Here's my version of Cobb Salad (this amount served 2 of us for dinner):




2 heads of Romaine, washed and coarsely chopped
4 hard boiled eggs, peeled and chopped
1/4 red onion, sliced thinly
1/4 cup crumbled blue cheese
1 roma tomato, diced
2 ripe avocadoes, sliced
6 slices of crisp-cooked bacon, coarsely chopped
red wine vinaigrette (recipe to follow)

Plate up the lettuce on 2 plates.  Top with half of the remaining ingredients and dress with the vinaigrette.

Red Wine Vinaigrette

This is a really, really easy dressing to make.  When I make it, I don't measure everything out, I just make it to taste.  Here's a version from epicurious.com with all of the measurements:

1/4 c red-wine vinegar
1 T Dijon Mustard
1 t sugar
salt and black pepper, to taste
1/2 cup extra virgin olive oil

Whisk the vinegar, mustard, sugar, salt and pepper together in a small bowl.  Whisking constantly, add the oil in a slow, steady stream and continue whisking until thickened.
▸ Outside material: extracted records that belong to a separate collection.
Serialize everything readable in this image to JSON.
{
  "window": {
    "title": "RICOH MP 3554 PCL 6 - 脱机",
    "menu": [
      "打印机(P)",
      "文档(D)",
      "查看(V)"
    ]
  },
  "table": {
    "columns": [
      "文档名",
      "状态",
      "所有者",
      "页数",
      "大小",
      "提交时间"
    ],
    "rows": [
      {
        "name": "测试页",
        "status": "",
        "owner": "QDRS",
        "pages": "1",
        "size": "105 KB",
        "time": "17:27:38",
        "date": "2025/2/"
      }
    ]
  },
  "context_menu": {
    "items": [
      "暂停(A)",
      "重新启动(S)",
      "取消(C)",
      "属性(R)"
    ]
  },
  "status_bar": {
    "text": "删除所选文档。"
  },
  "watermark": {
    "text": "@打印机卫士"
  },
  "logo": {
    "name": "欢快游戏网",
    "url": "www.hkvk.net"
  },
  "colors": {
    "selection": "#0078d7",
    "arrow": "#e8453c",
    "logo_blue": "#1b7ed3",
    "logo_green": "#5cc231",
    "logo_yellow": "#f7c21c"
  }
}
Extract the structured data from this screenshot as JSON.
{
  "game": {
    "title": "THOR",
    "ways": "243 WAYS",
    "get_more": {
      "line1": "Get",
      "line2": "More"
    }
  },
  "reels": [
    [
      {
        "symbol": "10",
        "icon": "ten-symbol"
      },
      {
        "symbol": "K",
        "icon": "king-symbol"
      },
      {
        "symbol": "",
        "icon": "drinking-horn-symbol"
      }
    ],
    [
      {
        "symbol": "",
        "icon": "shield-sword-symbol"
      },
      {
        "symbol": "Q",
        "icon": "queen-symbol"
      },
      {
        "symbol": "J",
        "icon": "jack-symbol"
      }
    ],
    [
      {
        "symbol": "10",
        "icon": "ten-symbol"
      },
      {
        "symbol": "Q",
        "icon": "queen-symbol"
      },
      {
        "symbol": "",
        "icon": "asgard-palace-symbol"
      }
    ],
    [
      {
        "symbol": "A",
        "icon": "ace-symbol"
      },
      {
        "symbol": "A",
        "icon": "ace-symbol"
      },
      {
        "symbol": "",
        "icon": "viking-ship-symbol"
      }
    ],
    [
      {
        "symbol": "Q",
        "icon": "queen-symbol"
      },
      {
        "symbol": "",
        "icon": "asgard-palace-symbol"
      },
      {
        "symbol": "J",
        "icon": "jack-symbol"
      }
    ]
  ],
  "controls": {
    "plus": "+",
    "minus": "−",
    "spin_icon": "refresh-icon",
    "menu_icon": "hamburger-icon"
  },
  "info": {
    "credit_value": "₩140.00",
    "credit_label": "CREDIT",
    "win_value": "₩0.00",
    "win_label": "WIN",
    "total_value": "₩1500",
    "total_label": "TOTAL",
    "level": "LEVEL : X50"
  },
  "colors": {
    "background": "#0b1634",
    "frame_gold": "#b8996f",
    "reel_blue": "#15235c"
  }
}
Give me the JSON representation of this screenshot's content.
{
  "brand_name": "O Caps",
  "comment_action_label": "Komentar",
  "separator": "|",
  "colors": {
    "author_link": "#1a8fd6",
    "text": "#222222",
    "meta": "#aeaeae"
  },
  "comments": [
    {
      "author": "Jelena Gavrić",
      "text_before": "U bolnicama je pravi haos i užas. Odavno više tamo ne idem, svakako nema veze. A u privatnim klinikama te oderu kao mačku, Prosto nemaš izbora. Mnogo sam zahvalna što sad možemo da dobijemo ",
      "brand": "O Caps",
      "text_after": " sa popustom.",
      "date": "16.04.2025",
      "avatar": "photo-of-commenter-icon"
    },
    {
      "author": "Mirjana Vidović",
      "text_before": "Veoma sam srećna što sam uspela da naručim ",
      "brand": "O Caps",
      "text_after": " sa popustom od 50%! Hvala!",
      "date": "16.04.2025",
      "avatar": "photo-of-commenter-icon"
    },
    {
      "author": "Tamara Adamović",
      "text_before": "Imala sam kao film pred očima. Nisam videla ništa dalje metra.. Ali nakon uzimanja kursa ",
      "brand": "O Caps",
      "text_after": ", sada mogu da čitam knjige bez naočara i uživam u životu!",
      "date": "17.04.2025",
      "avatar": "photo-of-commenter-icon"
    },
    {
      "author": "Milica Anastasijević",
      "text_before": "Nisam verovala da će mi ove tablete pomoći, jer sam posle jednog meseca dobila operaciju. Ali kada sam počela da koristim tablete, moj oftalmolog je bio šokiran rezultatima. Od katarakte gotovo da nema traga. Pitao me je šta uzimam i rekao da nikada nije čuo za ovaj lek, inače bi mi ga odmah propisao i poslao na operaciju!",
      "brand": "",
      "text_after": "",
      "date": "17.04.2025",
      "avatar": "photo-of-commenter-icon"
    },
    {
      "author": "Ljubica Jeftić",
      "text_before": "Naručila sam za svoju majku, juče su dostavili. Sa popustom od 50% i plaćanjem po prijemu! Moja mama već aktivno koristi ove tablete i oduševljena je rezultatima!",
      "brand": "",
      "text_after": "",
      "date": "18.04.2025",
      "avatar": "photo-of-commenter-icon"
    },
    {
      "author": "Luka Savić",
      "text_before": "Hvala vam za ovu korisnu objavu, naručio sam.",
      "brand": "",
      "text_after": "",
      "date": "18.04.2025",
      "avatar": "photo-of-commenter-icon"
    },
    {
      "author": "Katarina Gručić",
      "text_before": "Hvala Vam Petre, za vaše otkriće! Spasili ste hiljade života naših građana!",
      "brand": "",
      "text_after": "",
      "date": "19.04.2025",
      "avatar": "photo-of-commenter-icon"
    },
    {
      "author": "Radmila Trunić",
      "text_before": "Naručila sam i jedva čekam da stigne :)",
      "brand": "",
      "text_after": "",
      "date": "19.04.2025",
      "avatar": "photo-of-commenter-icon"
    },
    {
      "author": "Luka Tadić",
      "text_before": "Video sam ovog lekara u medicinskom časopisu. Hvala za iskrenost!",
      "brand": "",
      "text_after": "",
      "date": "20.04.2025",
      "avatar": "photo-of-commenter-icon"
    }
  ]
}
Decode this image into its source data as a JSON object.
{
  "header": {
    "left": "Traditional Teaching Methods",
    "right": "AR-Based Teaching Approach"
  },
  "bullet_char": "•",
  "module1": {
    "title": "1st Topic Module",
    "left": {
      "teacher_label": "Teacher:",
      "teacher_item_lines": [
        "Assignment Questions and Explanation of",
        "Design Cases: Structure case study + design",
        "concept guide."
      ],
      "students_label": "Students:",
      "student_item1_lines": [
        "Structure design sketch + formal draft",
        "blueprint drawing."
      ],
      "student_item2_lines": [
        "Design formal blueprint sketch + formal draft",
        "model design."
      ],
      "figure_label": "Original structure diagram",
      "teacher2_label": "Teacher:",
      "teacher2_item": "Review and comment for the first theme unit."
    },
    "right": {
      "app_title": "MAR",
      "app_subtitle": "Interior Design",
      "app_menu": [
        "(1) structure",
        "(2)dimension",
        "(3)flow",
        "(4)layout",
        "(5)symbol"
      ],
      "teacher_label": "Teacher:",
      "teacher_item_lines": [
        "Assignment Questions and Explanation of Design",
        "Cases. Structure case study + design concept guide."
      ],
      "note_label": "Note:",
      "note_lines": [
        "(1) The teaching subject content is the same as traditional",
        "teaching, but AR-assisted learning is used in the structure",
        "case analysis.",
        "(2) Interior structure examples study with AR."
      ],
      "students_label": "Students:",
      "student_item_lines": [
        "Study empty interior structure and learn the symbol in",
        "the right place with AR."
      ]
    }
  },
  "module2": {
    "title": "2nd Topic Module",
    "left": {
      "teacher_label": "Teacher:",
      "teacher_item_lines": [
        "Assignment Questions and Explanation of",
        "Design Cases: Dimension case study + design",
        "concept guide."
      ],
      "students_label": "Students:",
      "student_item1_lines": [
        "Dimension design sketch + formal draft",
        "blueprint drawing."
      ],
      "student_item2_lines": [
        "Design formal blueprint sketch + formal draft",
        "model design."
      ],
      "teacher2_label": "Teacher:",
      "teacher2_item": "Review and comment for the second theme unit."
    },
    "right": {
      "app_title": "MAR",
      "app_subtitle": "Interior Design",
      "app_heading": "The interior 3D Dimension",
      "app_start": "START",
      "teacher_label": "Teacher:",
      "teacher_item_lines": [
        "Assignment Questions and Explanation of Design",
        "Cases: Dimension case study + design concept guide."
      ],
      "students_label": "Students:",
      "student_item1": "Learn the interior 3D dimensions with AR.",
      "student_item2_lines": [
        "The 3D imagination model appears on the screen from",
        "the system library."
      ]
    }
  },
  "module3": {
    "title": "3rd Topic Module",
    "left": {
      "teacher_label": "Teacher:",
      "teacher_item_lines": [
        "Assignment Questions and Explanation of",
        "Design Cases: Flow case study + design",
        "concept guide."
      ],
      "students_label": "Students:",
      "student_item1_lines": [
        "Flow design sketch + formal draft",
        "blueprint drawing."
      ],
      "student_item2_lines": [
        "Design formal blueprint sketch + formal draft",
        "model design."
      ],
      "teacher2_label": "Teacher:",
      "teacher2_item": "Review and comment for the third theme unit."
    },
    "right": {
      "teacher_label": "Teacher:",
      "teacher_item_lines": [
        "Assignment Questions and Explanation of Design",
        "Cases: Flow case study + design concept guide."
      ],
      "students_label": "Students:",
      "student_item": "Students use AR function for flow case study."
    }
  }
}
*I put the first 4 ingredients into my mini food processor and pulse until combined.  Then I add in the olive oil and then blend until thickened.

1 comment:

  1. I LOVE cobb salad! Have you ever tried serving it with a poached egg on top, instead of hardboiled eggs? I had it that way in a restaurant once and now it's my favorite thing!